Israel Accuses Hamas of Helping ISIS in Sinai

An Israeli general has accused members of Hamas in Gaza of providing support to militants linked to Islamic State in Egypt’s Sinai peninsula, where the Egyptian army has fought deadly battles with Islamist insurgents in recent days.
Major-General Yoav Mordechai, who oversees Israel’s civilian policy towards Gaza, named members of Hamas’s military wing he said were involved in training fighters of Islamic State, also known as ISIS, and smuggling wounded from Sinai into Gaza for treatment.
“We know that Hamas, and I have verified information, that Hamas in Gaza is assisting ISIS Sinai Province both in organization and armaments,” Mordechai told Al Jazeera in an interview, speaking in Arabic.
He named two Hamas members, saying Abdallah Qishta was involved in training Islamic State members in Sinai and Wael Faraj, a battalion commander, had “smuggled terrorists from Sinai into Gaza Strip hospitals for medical treatment.”
It is not clear how the militants would have been moved into Gaza given that Egyptian forces control the border, but there are believed to still be tunnels between the two sides that Egypt has not yet found and destroyed.
Hamas, which has rejected similar accusations made by Egypt in the past, said Mordechai’s charges were an attempt to damage its relations with Cairo.
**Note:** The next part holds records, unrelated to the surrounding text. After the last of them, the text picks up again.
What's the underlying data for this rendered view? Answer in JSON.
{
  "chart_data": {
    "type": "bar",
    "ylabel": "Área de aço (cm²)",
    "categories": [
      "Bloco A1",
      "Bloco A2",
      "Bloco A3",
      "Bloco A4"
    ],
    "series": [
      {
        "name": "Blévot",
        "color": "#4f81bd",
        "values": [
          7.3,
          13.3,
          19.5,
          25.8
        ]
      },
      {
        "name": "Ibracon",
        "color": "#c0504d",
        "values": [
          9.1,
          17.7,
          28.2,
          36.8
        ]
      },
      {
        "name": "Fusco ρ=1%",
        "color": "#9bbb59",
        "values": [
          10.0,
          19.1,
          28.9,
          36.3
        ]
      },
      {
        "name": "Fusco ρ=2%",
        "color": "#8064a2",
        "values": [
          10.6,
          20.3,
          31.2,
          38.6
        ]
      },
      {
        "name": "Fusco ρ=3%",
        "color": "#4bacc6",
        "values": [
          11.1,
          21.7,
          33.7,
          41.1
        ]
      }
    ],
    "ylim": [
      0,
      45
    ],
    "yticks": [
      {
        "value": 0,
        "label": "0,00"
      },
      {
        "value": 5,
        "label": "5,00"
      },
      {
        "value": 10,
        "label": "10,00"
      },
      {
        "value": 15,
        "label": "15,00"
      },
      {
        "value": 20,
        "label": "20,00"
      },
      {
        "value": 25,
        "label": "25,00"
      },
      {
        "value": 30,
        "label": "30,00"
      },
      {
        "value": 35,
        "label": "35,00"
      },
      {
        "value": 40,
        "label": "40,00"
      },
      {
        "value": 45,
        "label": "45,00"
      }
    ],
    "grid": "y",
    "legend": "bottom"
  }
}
It denied any involvement in Egypt.
“Security services in Gaza control the borders and prevent any movement into and from Gaza through the borders. Such a silly Israeli incitement will not fool anyone,” Hamas spokesman Sami Abi Zuhri told Reuters in Gaza.
Hamas, an Islamist group that seized power in Gaza in 2007, has faced its own threats from Salafist and ISIS-linked militants in recent weeks. On Tuesday, Islamic State militants released a video threatening to turn Gaza into another of their “fiefdoms,” as in parts of Iraq and Syria.
Israel and Egypt have coordinated in putting pressure on Hamas in Gaza, with Israel enforcing a blockade of the territory and limiting the flow of goods and people, while Egypt has largely kept its border crossing at Rafah closed.
Egyptian forces have fought furious battles against Islamist militants in northern Sinai in recent days, with at least 17 soldiers and 100 militants killed, according to the Egyptian army.
Israel is watching the situation closely. It has expressed its support for Egyptian President Abdel Fattah al-Sisi, with whom it has developed closer ties since the former army chief toppled Islamist President Mohamed Mursi in 2013.